What "volume" are you talking about? Yes, the volume of the entire sphere of radius 3 is
$$\frac{4}{3}\pi (3)^3= 4\pi (3)^2$$
the surface area of the sphere. But here you are working with only a portion of the sphere.

For the entire sphere, $\theta$ goes from 0 to $\pi$ and $\phi$ goes from 0 to $2\pi$ (you are using "engineering" notation which swaps $\theta$ and $\phi$ from "mathematics" notation).
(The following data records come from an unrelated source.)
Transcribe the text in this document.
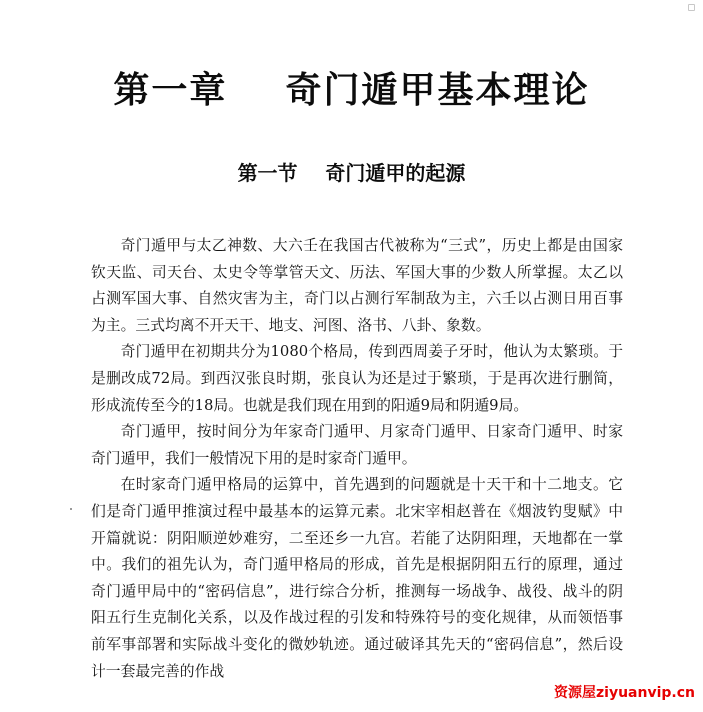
第一章    奇门遁甲基本理论
第一节    奇门遁甲的起源

奇门遁甲与太乙神数、大六壬在我国古代被称为“三式”，历史上都是由国家钦天监、司天台、太史令等掌管天文、历法、军国大事的少数人所掌握。太乙以占测军国大事、自然灾害为主，奇门以占测行军制敌为主，六壬以占测日用百事为主。三式均离不开天干、地支、河图、洛书、八卦、象数。

奇门遁甲在初期共分为1080个格局，传到西周姜子牙时，他认为太繁琐。于是删改成72局。到西汉张良时期，张良认为还是过于繁琐，于是再次进行删简，形成流传至今的18局。也就是我们现在用到的阳遁9局和阴遁9局。

奇门遁甲，按时间分为年家奇门遁甲、月家奇门遁甲、日家奇门遁甲、时家奇门遁甲，我们一般情况下用的是时家奇门遁甲。

在时家奇门遁甲格局的运算中，首先遇到的问题就是十天干和十二地支。它们是奇门遁甲推演过程中最基本的运算元素。北宋宰相赵普在《烟波钓叟赋》中开篇就说：阴阳顺逆妙难穷，二至还乡一九宫。若能了达阴阳理，天地都在一掌中。我们的祖先认为，奇门遁甲格局的形成，首先是根据阴阳五行的原理，通过奇门遁甲局中的“密码信息”，进行综合分析，推测每一场战争、战役、战斗的阴阳五行生克制化关系，以及作战过程的引发和特殊符号的变化规律，从而领悟事前军事部署和实际战斗变化的微妙轨迹。通过破译其先天的“密码信息”，然后设计一套最完善的作战

资源屋ziyuanvip.cn
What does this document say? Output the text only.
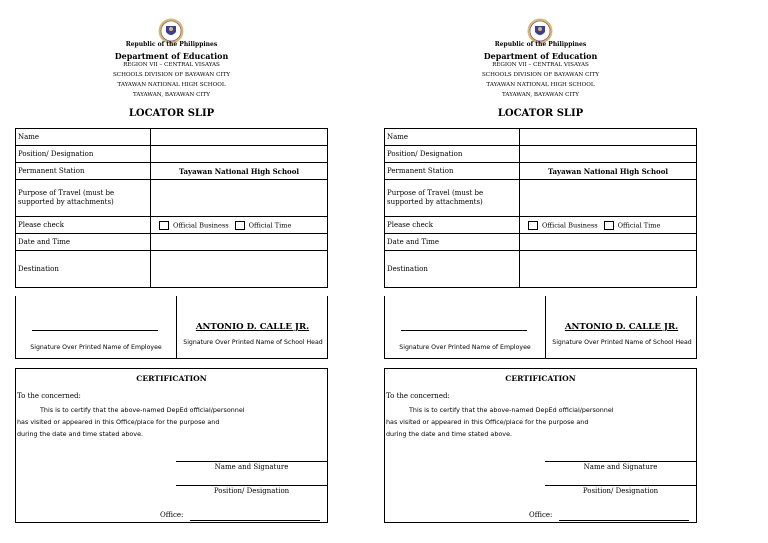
Republic of the Philippines
Department of Education
REGION VII – CENTRAL VISAYAS
SCHOOLS DIVISION OF BAYAWAN CITY
TAYAWAN NATIONAL HIGH SCHOOL
TAYAWAN, BAYAWAN CITY
LOCATOR SLIP
Name	
Position/ Designation	
Permanent Station	Tayawan National High School
Purpose of Travel (must be supported by attachments)	
Please check	Official Business Official Time
Date and Time	
Destination	
Signature Over Printed Name of Employee
ANTONIO D. CALLE JR.
Signature Over Printed Name of School Head
CERTIFICATION
To the concerned:
This is to certify that the above-named DepEd official/personnel
has visited or appeared in this Office/place for the purpose and
during the date and time stated above.
Name and Signature
Position/ Designation
Office:
Republic of the Philippines
Department of Education
REGION VII – CENTRAL VISAYAS
SCHOOLS DIVISION OF BAYAWAN CITY
TAYAWAN NATIONAL HIGH SCHOOL
TAYAWAN, BAYAWAN CITY
LOCATOR SLIP
Name	
Position/ Designation	
Permanent Station	Tayawan National High School
Purpose of Travel (must be supported by attachments)	
Please check	Official Business Official Time
Date and Time	
Destination	
Signature Over Printed Name of Employee
ANTONIO D. CALLE JR.
Signature Over Printed Name of School Head
CERTIFICATION
To the concerned:
This is to certify that the above-named DepEd official/personnel
has visited or appeared in this Office/place for the purpose and
during the date and time stated above.
Name and Signature
Position/ Designation
Office:
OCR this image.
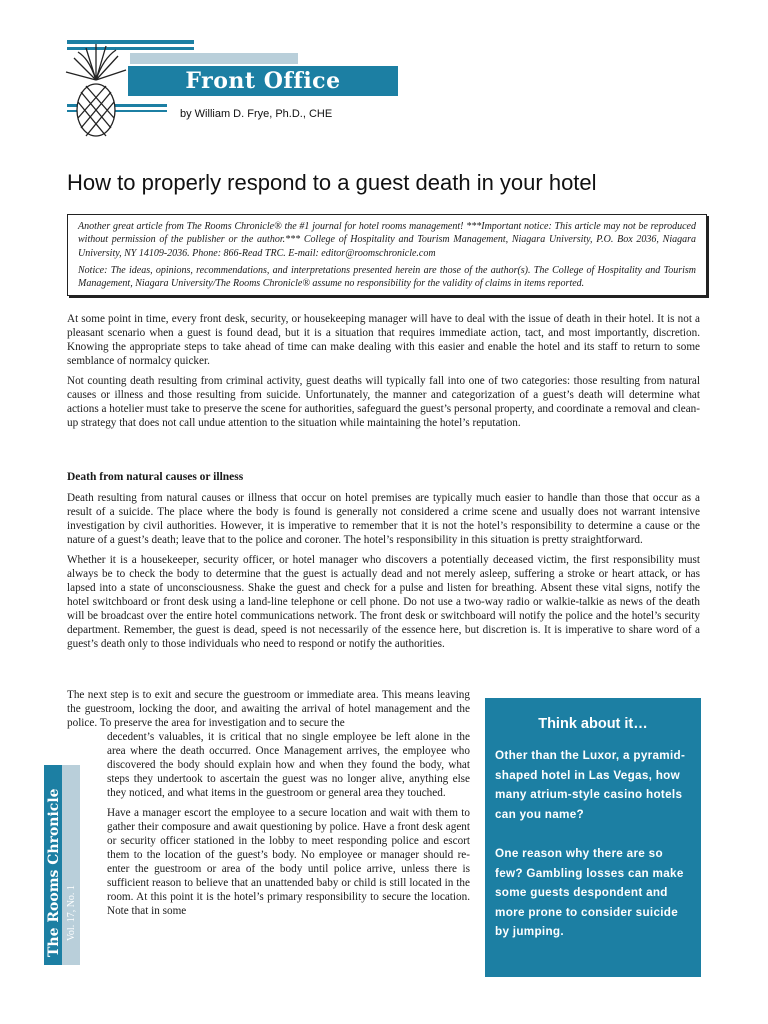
Front Office
by William D. Frye, Ph.D., CHE
How to properly respond to a guest death in your hotel

Another great article from The Rooms Chronicle® the #1 journal for hotel rooms management! ***Important notice: This article may not be reproduced without permission of the publisher or the author.*** College of Hospitality and Tourism Management, Niagara University, P.O. Box 2036, Niagara University, NY 14109-2036. Phone: 866-Read TRC. E-mail: editor@roomschronicle.com

Notice: The ideas, opinions, recommendations, and interpretations presented herein are those of the author(s). The College of Hospitality and Tourism Management, Niagara University/The Rooms Chronicle® assume no responsibility for the validity of claims in items reported.

At some point in time, every front desk, security, or housekeeping manager will have to deal with the issue of death in their hotel. It is not a pleasant scenario when a guest is found dead, but it is a situation that requires immediate action, tact, and most importantly, discretion. Knowing the appropriate steps to take ahead of time can make dealing with this easier and enable the hotel and its staff to return to some semblance of normalcy quicker.

Not counting death resulting from criminal activity, guest deaths will typically fall into one of two categories: those resulting from natural causes or illness and those resulting from suicide. Unfortunately, the manner and categorization of a guest’s death will determine what actions a hotelier must take to preserve the scene for authorities, safeguard the guest’s personal property, and coordinate a removal and clean-up strategy that does not call undue attention to the situation while maintaining the hotel’s reputation.

Death from natural causes or illness

Death resulting from natural causes or illness that occur on hotel premises are typically much easier to handle than those that occur as a result of a suicide. The place where the body is found is generally not considered a crime scene and usually does not warrant intensive investigation by civil authorities. However, it is imperative to remember that it is not the hotel’s responsibility to determine a cause or the nature of a guest’s death; leave that to the police and coroner. The hotel’s responsibility in this situation is pretty straightforward.

Whether it is a housekeeper, security officer, or hotel manager who discovers a potentially deceased victim, the first responsibility must always be to check the body to determine that the guest is actually dead and not merely asleep, suffering a stroke or heart attack, or has lapsed into a state of unconsciousness. Shake the guest and check for a pulse and listen for breathing. Absent these vital signs, notify the hotel switchboard or front desk using a land-line telephone or cell phone. Do not use a two-way radio or walkie-talkie as news of the death will be broadcast over the entire hotel communications network. The front desk or switchboard will notify the police and the hotel’s security department. Remember, the guest is dead, speed is not necessarily of the essence here, but discretion is. It is imperative to share word of a guest’s death only to those individuals who need to respond or notify the authorities.

The next step is to exit and secure the guestroom or immediate area. This means leaving the guestroom, locking the door, and awaiting the arrival of hotel management and the police. To preserve the area for investigation and to secure the

decedent’s valuables, it is critical that no single employee be left alone in the area where the death occurred. Once Management arrives, the employee who discovered the body should explain how and when they found the body, what steps they undertook to ascertain the guest was no longer alive, anything else they noticed, and what items in the guestroom or general area they touched.

Have a manager escort the employee to a secure location and wait with them to gather their composure and await questioning by police. Have a front desk agent or security officer stationed in the lobby to meet responding police and escort them to the location of the guest’s body. No employee or manager should re-enter the guestroom or area of the body until police arrive, unless there is sufficient reason to believe that an unattended baby or child is still located in the room. At this point it is the hotel’s primary responsibility to secure the location. Note that in some

The Rooms Chronicle Vol. 17, No. 1
Think about it…

Other than the Luxor, a pyramid-shaped hotel in Las Vegas, how many atrium-style casino hotels can you name?

One reason why there are so few? Gambling losses can make some guests despondent and more prone to consider suicide by jumping.
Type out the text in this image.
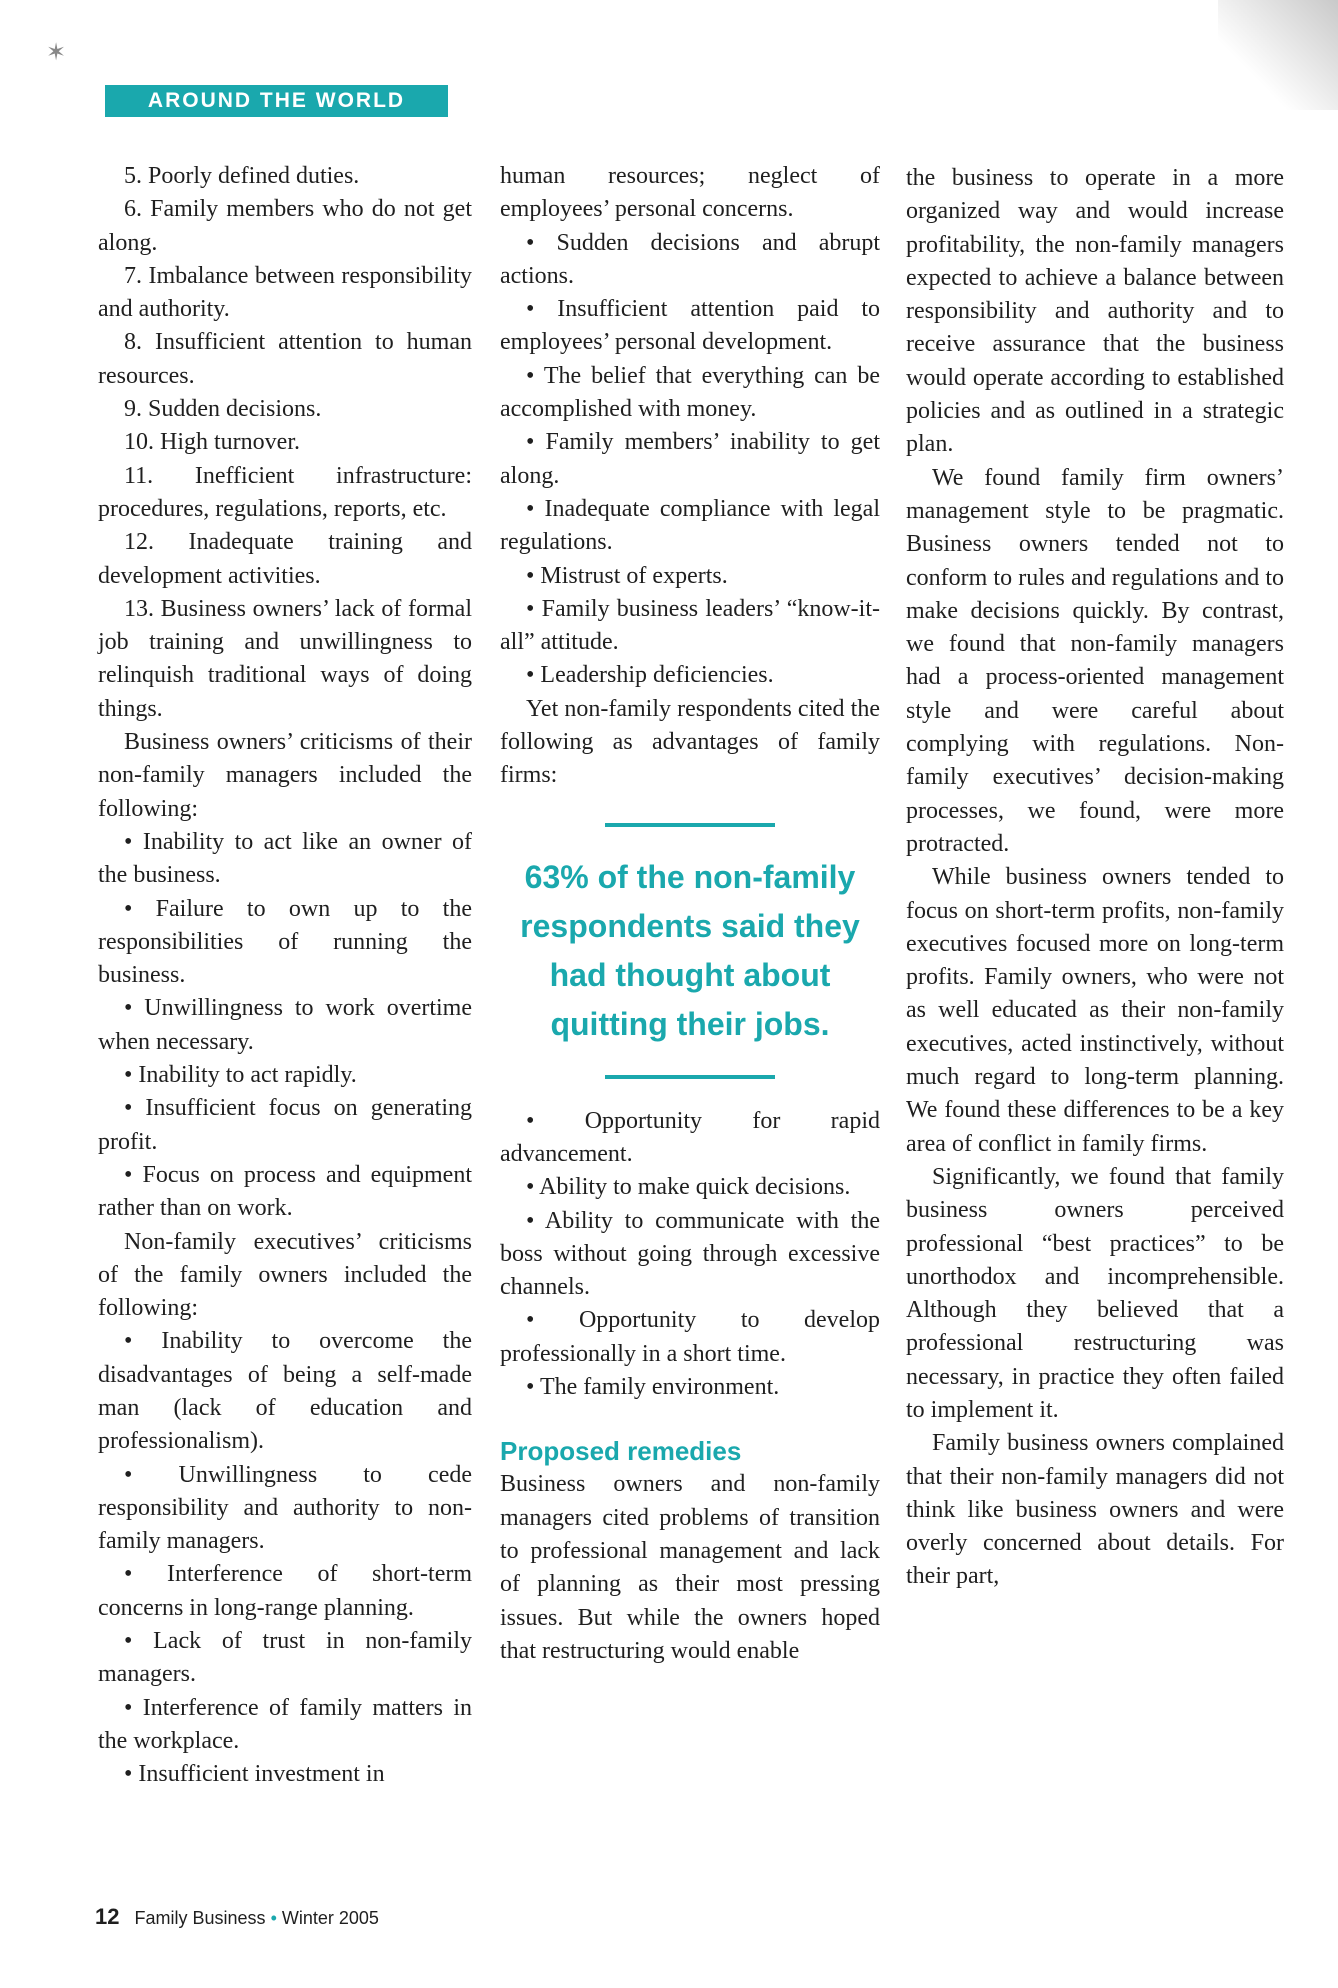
✶
AROUND THE WORLD

5. Poorly defined duties.

6. Family members who do not get along.

7. Imbalance between responsibility and authority.

8. Insufficient attention to human resources.

9. Sudden decisions.

10. High turnover.

11. Inefficient infrastructure: procedures, regulations, reports, etc.

12. Inadequate training and development activities.

13. Business owners’ lack of formal job training and unwillingness to relinquish traditional ways of doing things.

Business owners’ criticisms of their non-family managers included the following:

• Inability to act like an owner of the business.

• Failure to own up to the responsibilities of running the business.

• Unwillingness to work overtime when necessary.

• Inability to act rapidly.

• Insufficient focus on generating profit.

• Focus on process and equipment rather than on work.

Non-family executives’ criticisms of the family owners included the following:

• Inability to overcome the disadvantages of being a self-made man (lack of education and professionalism).

• Unwillingness to cede responsibility and authority to non-family managers.

• Interference of short-term concerns in long-range planning.

• Lack of trust in non-family managers.

• Interference of family matters in the workplace.

• Insufficient investment in

human resources; neglect of employees’ personal concerns.

• Sudden decisions and abrupt actions.

• Insufficient attention paid to employees’ personal development.

• The belief that everything can be accomplished with money.

• Family members’ inability to get along.

• Inadequate compliance with legal regulations.

• Mistrust of experts.

• Family business leaders’ “know-it-all” attitude.

• Leadership deficiencies.

Yet non-family respondents cited the following as advantages of family firms:

63% of the non-family respondents said they had thought about quitting their jobs.

• Opportunity for rapid advancement.

• Ability to make quick decisions.

• Ability to communicate with the boss without going through excessive channels.

• Opportunity to develop professionally in a short time.

• The family environment.

Proposed remedies

Business owners and non-family managers cited problems of transition to professional management and lack of planning as their most pressing issues. But while the owners hoped that restructuring would enable

the business to operate in a more organized way and would increase profitability, the non-family managers expected to achieve a balance between responsibility and authority and to receive assurance that the business would operate according to established policies and as outlined in a strategic plan.

We found family firm owners’ management style to be pragmatic. Business owners tended not to conform to rules and regulations and to make decisions quickly. By contrast, we found that non-family managers had a process-oriented management style and were careful about complying with regulations. Non-family executives’ decision-making processes, we found, were more protracted.

While business owners tended to focus on short-term profits, non-family executives focused more on long-term profits. Family owners, who were not as well educated as their non-family executives, acted instinctively, without much regard to long-term planning. We found these differences to be a key area of conflict in family firms.

Significantly, we found that family business owners perceived professional “best practices” to be unorthodox and incomprehensible. Although they believed that a professional restructuring was necessary, in practice they often failed to implement it.

Family business owners complained that their non-family managers did not think like business owners and were overly concerned about details. For their part,

12 Family Business • Winter 2005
With $\theta$ going from 0 to $\pi/2$, half its range, and $\phi$ going from 0 to $\pi/3$, 1/6 of its range, you are dealing with 1/12 of the entire sphere. The surface area of a sphere of radius 3 is $4\pi 3^2= 36\pi$ and the surface area of 1/12 of that sphere is $3\pi$, exactly what you get.

If the "area given" is $9\pi$ either the answer in the book is wrong or you are doing the wrong limits of integration. $9\pi$ would be 1/4 the surface area of a sphere of radius 3. you could get that by taking $\theta$ from 0 to $\pi/2$ as you have and then taking $\phi$ from 0 to $\pi$, not from 0 to $\pi/3$.

 

[geft]

That's what I was thinking, but this is what's written on the book.

http://i.imgur.com/rfvVp.jpg

I calculated the (constrained) volume earlier and got the answer correctly, but the surface area stumped me. Is there something I'm missing from the question? Do we have to limit phi from 0 to pi when calculating surface areas?